Un savant, Petăr Beron, composa en 1824 son Abécédaire au poisson, petite encyclopédie contenant les connaissances indispensables dans les divers domaines de la science ainsi que des méthodes modernes d’enseignement et d’études. L’école de Gabrovo, fondée en 1835, devint un foyer de la nouvelle instruction bulgare ; elle prépara des instituteurs et composa des manuels destinés aux établissements d’enseignement du pays.

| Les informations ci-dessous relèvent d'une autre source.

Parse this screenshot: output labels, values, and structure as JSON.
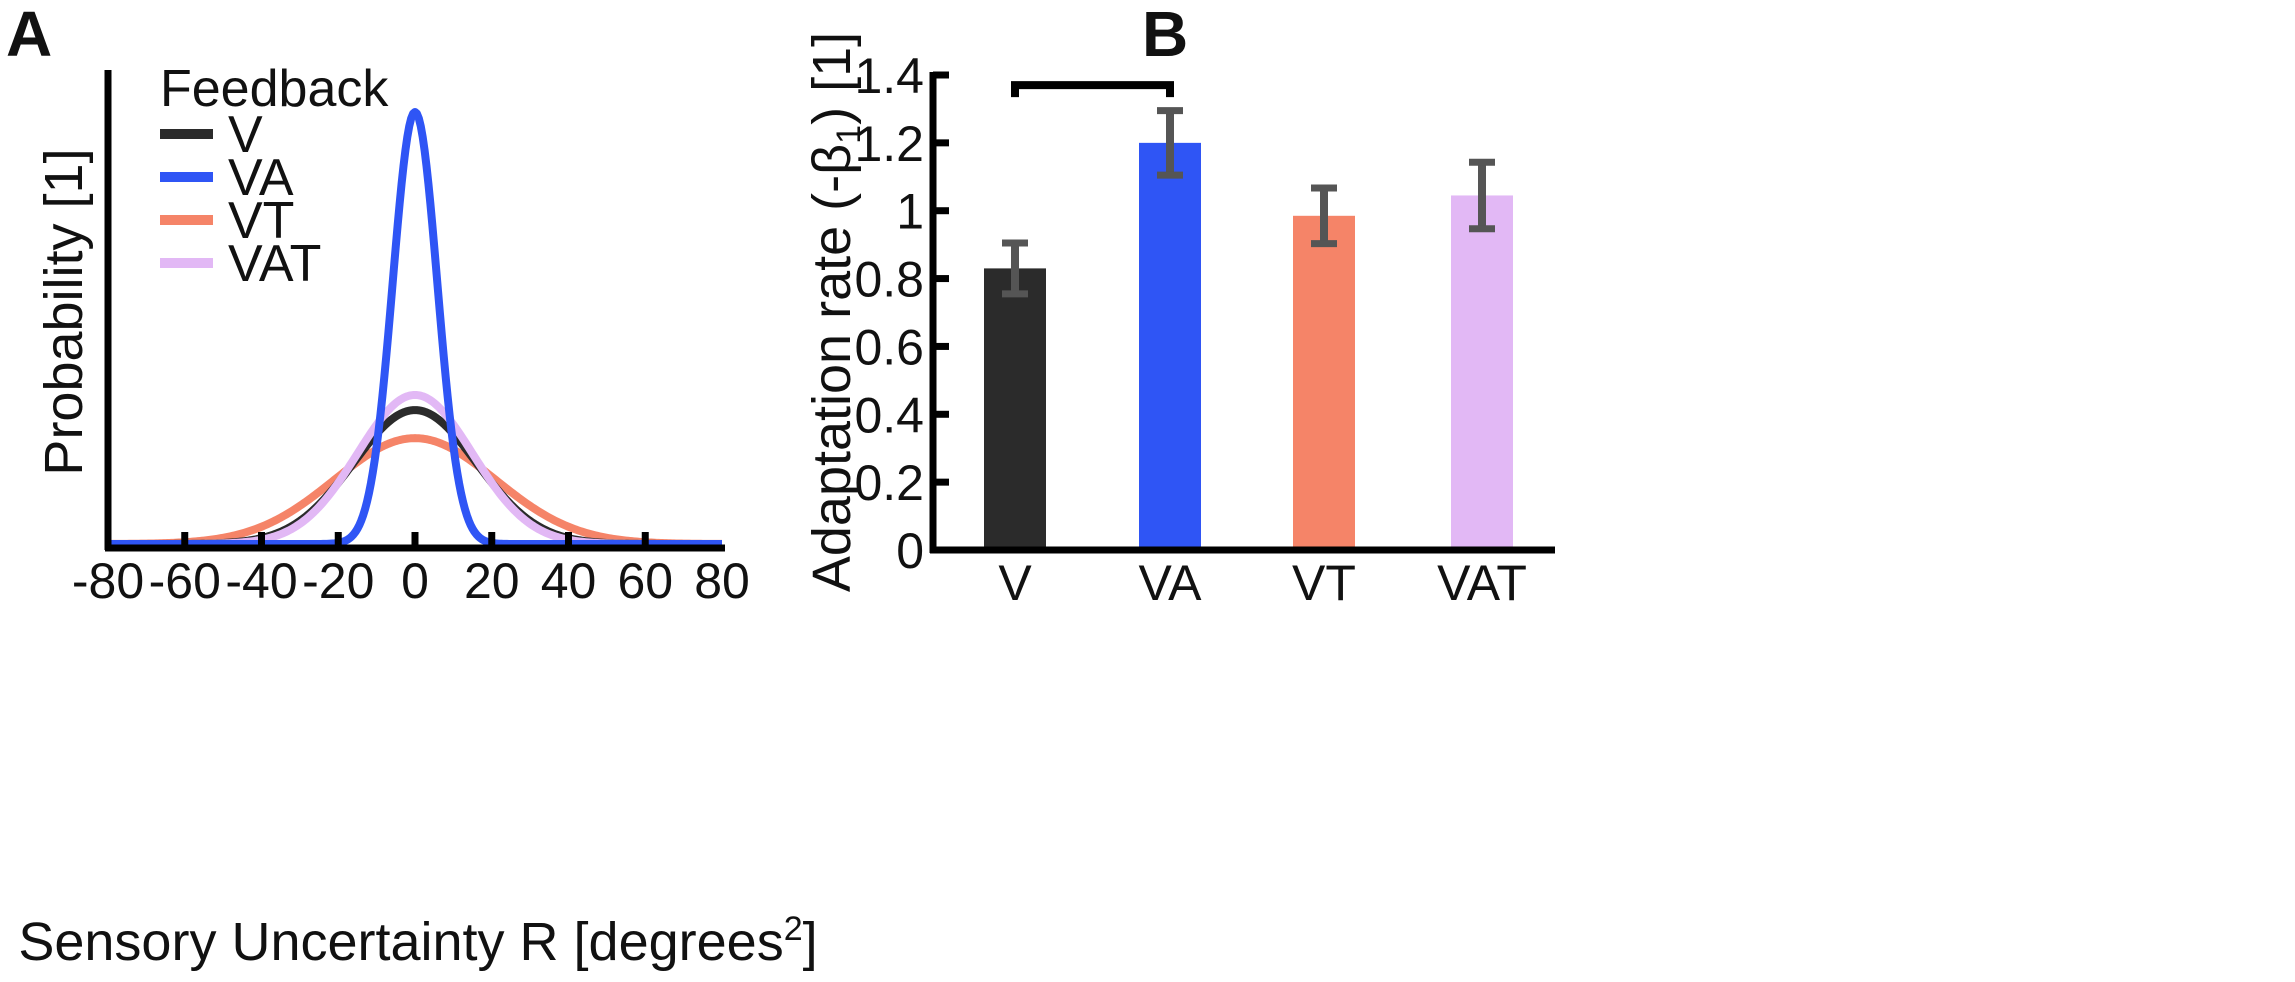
{
  "chart_data": [
    {
      "panel": "A",
      "type": "line",
      "title": "",
      "xlabel": "Sensory Uncertainty R [degrees",
      "xlabel_superscript": "2",
      "xlabel_suffix": "]",
      "ylabel": "Probability [1]",
      "xlim": [
        -80,
        80
      ],
      "xticks": [
        -80,
        -60,
        -40,
        -20,
        0,
        20,
        40,
        60,
        80
      ],
      "legend_title": "Feedback",
      "legend_position": "top-left",
      "series": [
        {
          "name": "V",
          "color": "#2b2b2b",
          "mean": 0,
          "sd": 16,
          "peak": 0.31
        },
        {
          "name": "VA",
          "color": "#2f55f5",
          "mean": 0,
          "sd": 5.8,
          "peak": 1.0
        },
        {
          "name": "VT",
          "color": "#f58468",
          "mean": 0,
          "sd": 21,
          "peak": 0.245
        },
        {
          "name": "VAT",
          "color": "#e2b8f5",
          "mean": 0,
          "sd": 15,
          "peak": 0.345
        }
      ]
    },
    {
      "panel": "B",
      "type": "bar",
      "title": "",
      "xlabel": "",
      "ylabel": "Adaptation rate (-β",
      "ylabel_subscript": "1",
      "ylabel_suffix": ") [1]",
      "ylim": [
        0,
        1.4
      ],
      "yticks": [
        0,
        0.2,
        0.4,
        0.6,
        0.8,
        1,
        1.2,
        1.4
      ],
      "ytick_labels": [
        "0",
        "0.2",
        "0.4",
        "0.6",
        "0.8",
        "1",
        "1.2",
        "1.4"
      ],
      "categories": [
        "V",
        "VA",
        "VT",
        "VAT"
      ],
      "values": [
        0.83,
        1.2,
        0.985,
        1.045
      ],
      "errors": [
        0.075,
        0.095,
        0.082,
        0.098
      ],
      "colors": [
        "#2b2b2b",
        "#2f55f5",
        "#f58468",
        "#e2b8f5"
      ],
      "significance": {
        "from": "V",
        "to": "VA",
        "y": 1.37
      }
    }
  ],
  "panels": {
    "a_label": "A",
    "b_label": "B"
  }
}
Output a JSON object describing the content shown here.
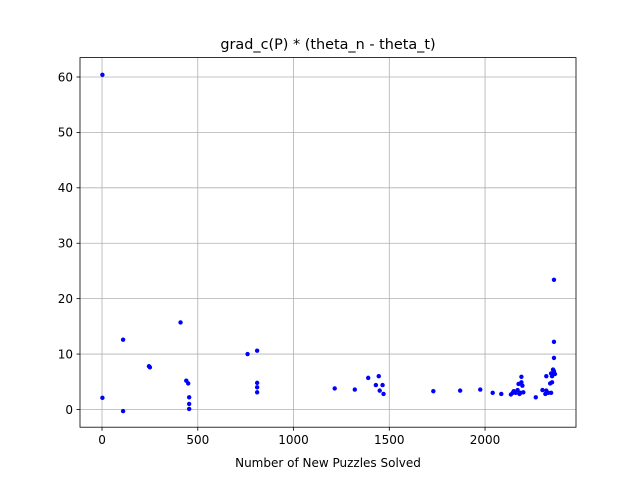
{
  "chart_data": {
    "type": "scatter",
    "title": "grad_c(P) * (theta_n - theta_t)",
    "xlabel": "Number of New Puzzles Solved",
    "ylabel": "",
    "xlim": [
      -115,
      2475
    ],
    "ylim": [
      -3.2,
      63.5
    ],
    "xticks": [
      0,
      500,
      1000,
      1500,
      2000
    ],
    "yticks": [
      0,
      10,
      20,
      30,
      40,
      50,
      60
    ],
    "grid": true,
    "marker_color": "#0000ff",
    "points": [
      [
        2,
        60.4
      ],
      [
        2,
        2.1
      ],
      [
        110,
        12.6
      ],
      [
        110,
        -0.3
      ],
      [
        245,
        7.8
      ],
      [
        250,
        7.6
      ],
      [
        410,
        15.7
      ],
      [
        440,
        5.2
      ],
      [
        450,
        4.7
      ],
      [
        455,
        2.2
      ],
      [
        455,
        1.0
      ],
      [
        455,
        0.1
      ],
      [
        760,
        10.0
      ],
      [
        810,
        10.6
      ],
      [
        810,
        4.8
      ],
      [
        810,
        4.0
      ],
      [
        810,
        3.1
      ],
      [
        1215,
        3.8
      ],
      [
        1320,
        3.6
      ],
      [
        1390,
        5.7
      ],
      [
        1430,
        4.4
      ],
      [
        1445,
        6.0
      ],
      [
        1450,
        3.4
      ],
      [
        1465,
        4.4
      ],
      [
        1470,
        2.8
      ],
      [
        1730,
        3.3
      ],
      [
        1870,
        3.4
      ],
      [
        1975,
        3.6
      ],
      [
        2040,
        3.0
      ],
      [
        2085,
        2.8
      ],
      [
        2135,
        2.7
      ],
      [
        2145,
        3.0
      ],
      [
        2150,
        3.3
      ],
      [
        2160,
        3.0
      ],
      [
        2170,
        3.5
      ],
      [
        2175,
        4.6
      ],
      [
        2180,
        2.8
      ],
      [
        2185,
        3.0
      ],
      [
        2190,
        5.9
      ],
      [
        2190,
        4.9
      ],
      [
        2195,
        4.3
      ],
      [
        2200,
        3.1
      ],
      [
        2265,
        2.2
      ],
      [
        2300,
        3.5
      ],
      [
        2315,
        2.8
      ],
      [
        2320,
        3.4
      ],
      [
        2320,
        6.0
      ],
      [
        2330,
        3.0
      ],
      [
        2340,
        4.7
      ],
      [
        2345,
        3.0
      ],
      [
        2345,
        6.5
      ],
      [
        2350,
        6.0
      ],
      [
        2350,
        4.9
      ],
      [
        2355,
        7.2
      ],
      [
        2360,
        23.4
      ],
      [
        2360,
        12.2
      ],
      [
        2360,
        9.3
      ],
      [
        2360,
        6.9
      ],
      [
        2365,
        6.4
      ]
    ]
  }
}
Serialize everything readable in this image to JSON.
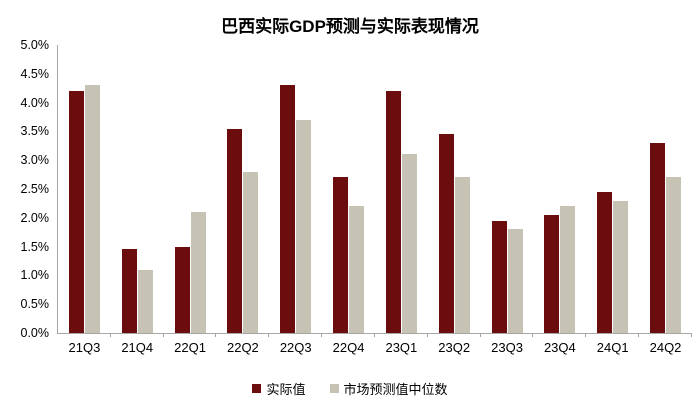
{
  "title": "巴西实际GDP预测与实际表现情况",
  "colors": {
    "actual": "#6b0d0f",
    "forecast": "#c6c3b4",
    "axis": "#a6a6a6",
    "text": "#000000"
  },
  "chart_data": {
    "type": "bar",
    "title": "巴西实际GDP预测与实际表现情况",
    "categories": [
      "21Q3",
      "21Q4",
      "22Q1",
      "22Q2",
      "22Q3",
      "22Q4",
      "23Q1",
      "23Q2",
      "23Q3",
      "23Q4",
      "24Q1",
      "24Q2"
    ],
    "series": [
      {
        "name": "实际值",
        "color": "#6b0d0f",
        "values": [
          4.2,
          1.45,
          1.5,
          3.55,
          4.3,
          2.7,
          4.2,
          3.45,
          1.95,
          2.05,
          2.45,
          3.3
        ]
      },
      {
        "name": "市场预测值中位数",
        "color": "#c6c3b4",
        "values": [
          4.3,
          1.1,
          2.1,
          2.8,
          3.7,
          2.2,
          3.1,
          2.7,
          1.8,
          2.2,
          2.3,
          2.7
        ]
      }
    ],
    "xlabel": "",
    "ylabel": "",
    "ylim": [
      0,
      5
    ],
    "ytick_step": 0.5,
    "ytick_labels": [
      "5.0%",
      "4.5%",
      "4.0%",
      "3.5%",
      "3.0%",
      "2.5%",
      "2.0%",
      "1.5%",
      "1.0%",
      "0.5%",
      "0.0%"
    ],
    "grid": false,
    "legend_position": "bottom"
  }
}
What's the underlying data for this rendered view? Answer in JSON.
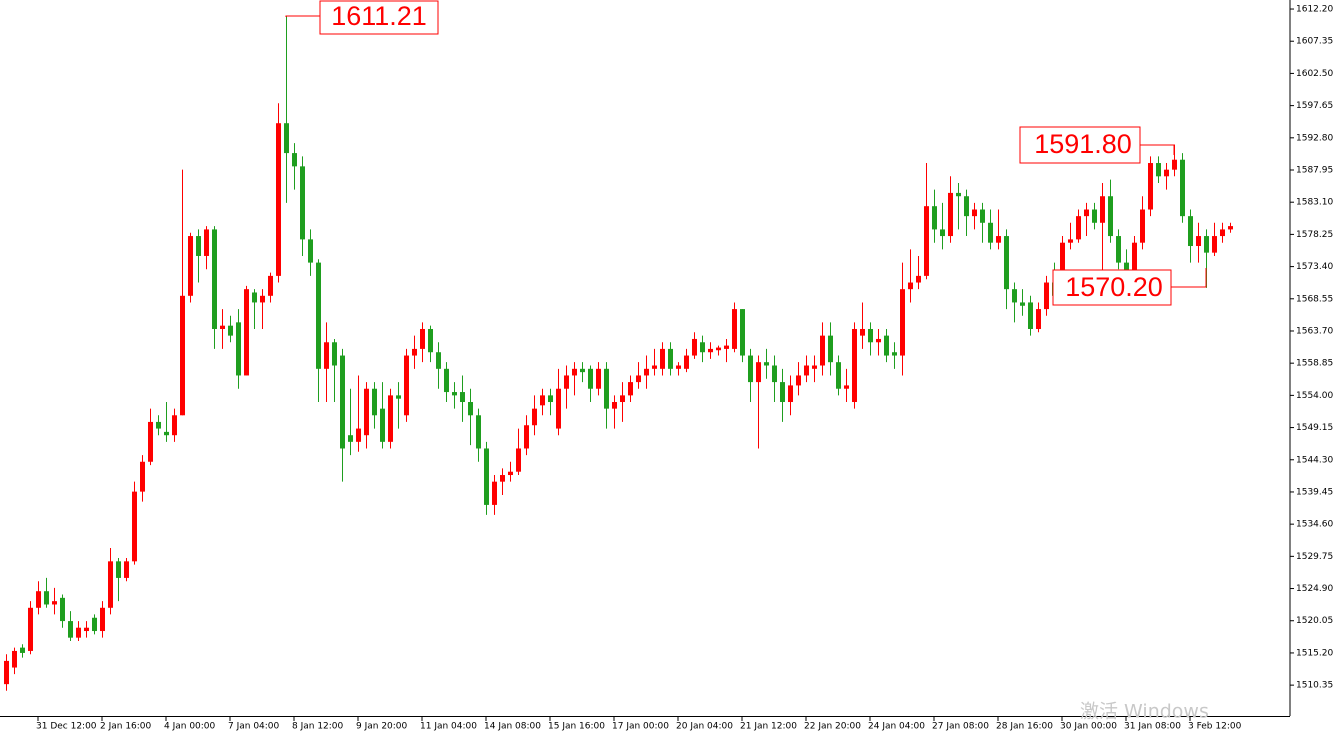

À cette époque, le peuple bulgare menait également la lutte pour l’indépendance de l’Église et de la culture nationale contre le patriarcat grec de Constantinople. Les évêques et les prêtres grecs levaient, en effet, de lourdes taxes sur le peuple bulgare. En effectuant le service religieux en langue grecque et en ouvrant des écoles également grecques, le clergé grec avait entrepris l’hellénisation progressive de la population.